An extended iterative filtering and composite multiscale fractional-order Boltzmann-Shannon interaction entropy for rolling bearing fault diagnosis

Feature extraction remains a challenging task in bearing fault diagnosis due to the presence of nonlinearity, nonstationarity, and noise interference. To address this issue, an extended iterative filtering and composite multiscale fractional-order Boltzmann-Shannon interaction entropy (EIF-CMFBSIE) are proposed for for rolling bearing fault diagnosis in complex environments. First, an EIF method is proposed to decompose the vibration signal into multiple intrinsic mode functions (IMFs) by extending the lengths of both ends of the signal through waveform matching.

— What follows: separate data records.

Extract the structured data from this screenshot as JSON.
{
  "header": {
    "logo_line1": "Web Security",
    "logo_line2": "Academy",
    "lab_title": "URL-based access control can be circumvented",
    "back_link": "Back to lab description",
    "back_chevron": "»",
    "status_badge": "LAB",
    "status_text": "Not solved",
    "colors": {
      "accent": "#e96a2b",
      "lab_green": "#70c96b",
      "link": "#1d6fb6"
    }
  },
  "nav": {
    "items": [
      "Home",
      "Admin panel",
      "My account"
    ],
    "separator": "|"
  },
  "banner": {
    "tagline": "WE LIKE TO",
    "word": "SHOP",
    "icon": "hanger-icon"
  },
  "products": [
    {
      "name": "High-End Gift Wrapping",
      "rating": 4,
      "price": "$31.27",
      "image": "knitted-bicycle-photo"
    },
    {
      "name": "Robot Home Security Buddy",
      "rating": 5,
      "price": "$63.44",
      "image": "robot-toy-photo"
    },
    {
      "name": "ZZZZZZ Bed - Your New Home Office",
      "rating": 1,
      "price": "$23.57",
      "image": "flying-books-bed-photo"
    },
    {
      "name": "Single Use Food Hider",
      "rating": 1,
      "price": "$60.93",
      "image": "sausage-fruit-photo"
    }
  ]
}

Second, multi-scale coarse-graining is applied to each IMF, fractional-order BoltzmannShannon interaction entropy (FBISE) is computed for each coarse-grained sequence by incorporating fractionalorder parameters, and CMFBSIE is obtained through composite averaging to construct a multi-dimensional fault feature set. Next, the joint approximate diagonalization of eigenmatrices (JADE) method is employed to eliminate redundant information and fuse the fault features. The fused feature sets are then input into the kernel extreme learning machine (KELM) classifier for multi-fault identification. The proposed EIF-CMFBSIE method demonstrates excellent performance in analyzing the nonlinear dynamic complexity and irregularity of vibration signals in noisy environments. In the fault diagnosis tests based on three bearing simulation test benches, compared with the existing five fault diagnosis methods, the recognition accuracy of EIF-CMFBSIE is increased by 13.33%, and there is a significant advantage in computational efficiency, in which the EIF shortens the decomposition time by 65-96% compared with the existing methods. The experimental results indicate that the method can not only accurately identify different fault types and the degree of faults, but also has a short calculation time and better overall performance.